The Big Sky along with the America East is one of two conferences that are giving its teams a day off in between consecutive games against the same team. Claus said he planned for his team to spend some time in the gym on Friday getting some light work in before the second game of the trip.

Nonconference games vs. conference foes

Teams in the Summit League will primarily play back-to-backs in league competition. But four schools from the conference are going in together on a multi-team event scheduled for next week that won't count in the conference standings. The  Dakota Showcase scheduled for next Thursday through Saturday in Sioux Falls, South Dakota will bring South Dakota, South Dakota State, North Dakota and North Dakota State together for a three-day round robin in which all four teams play each other.

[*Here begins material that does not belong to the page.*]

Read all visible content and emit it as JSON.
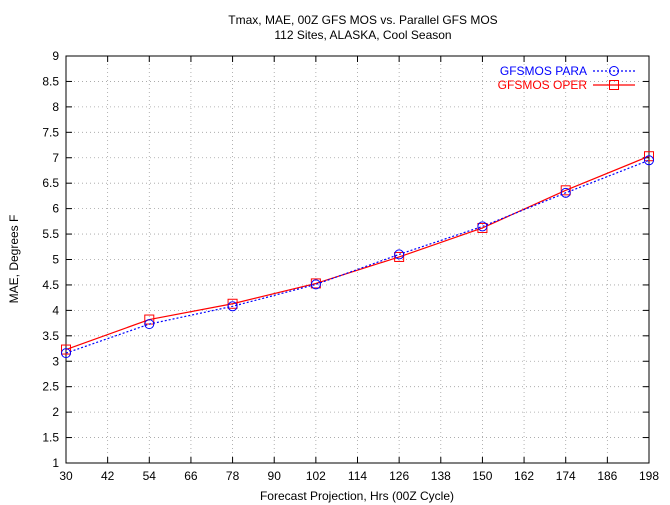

"This is unusual times with COVID to play non-league games against league opponents, but our goal is to get as many games in as possible as is the rest of the league," South Dakota coach Todd Lee said in a press release announcing the Direct Dakota Showcase.

Divisional structure

The MEAC slate is scheduled to feature some back-to-backs. But the league's primary change amid the pandemic is going to a divisional structure in which teams will play the same few teams three or four times rather than playing everyone in the league.

"The mental and physical health and safety of our student-athletes, coaches, staff and fans must be at the forefront," MEAC Commissioner Dennis E. Thomas said. "With that in mind, creative and innovative scheduling was required to accomplish our goals. Because of the COVID-19 pandemic, we had to restrict travel to regional competition. Hopefully, the type of schedule is for spring 2021 only."

The biggest change

The biggest change to the 2020-21 college basketball season will come at the end, however. The NCAA Division I Men's Basketball Committee revealed last month that it plans to move all of its preliminary round sites to a single host city.

"We have learned so much from monitoring other successful sporting events in the last several months, and it became clear it's not feasible to manage this complex championship in so many different states with the challenges presented by the pandemic," NCAA Senior Vice President of Basketball Dan Gavitt said. "However, we are developing a solid plan to present a safe, responsible and fantastic March Madness tournament unlike any other we've experienced."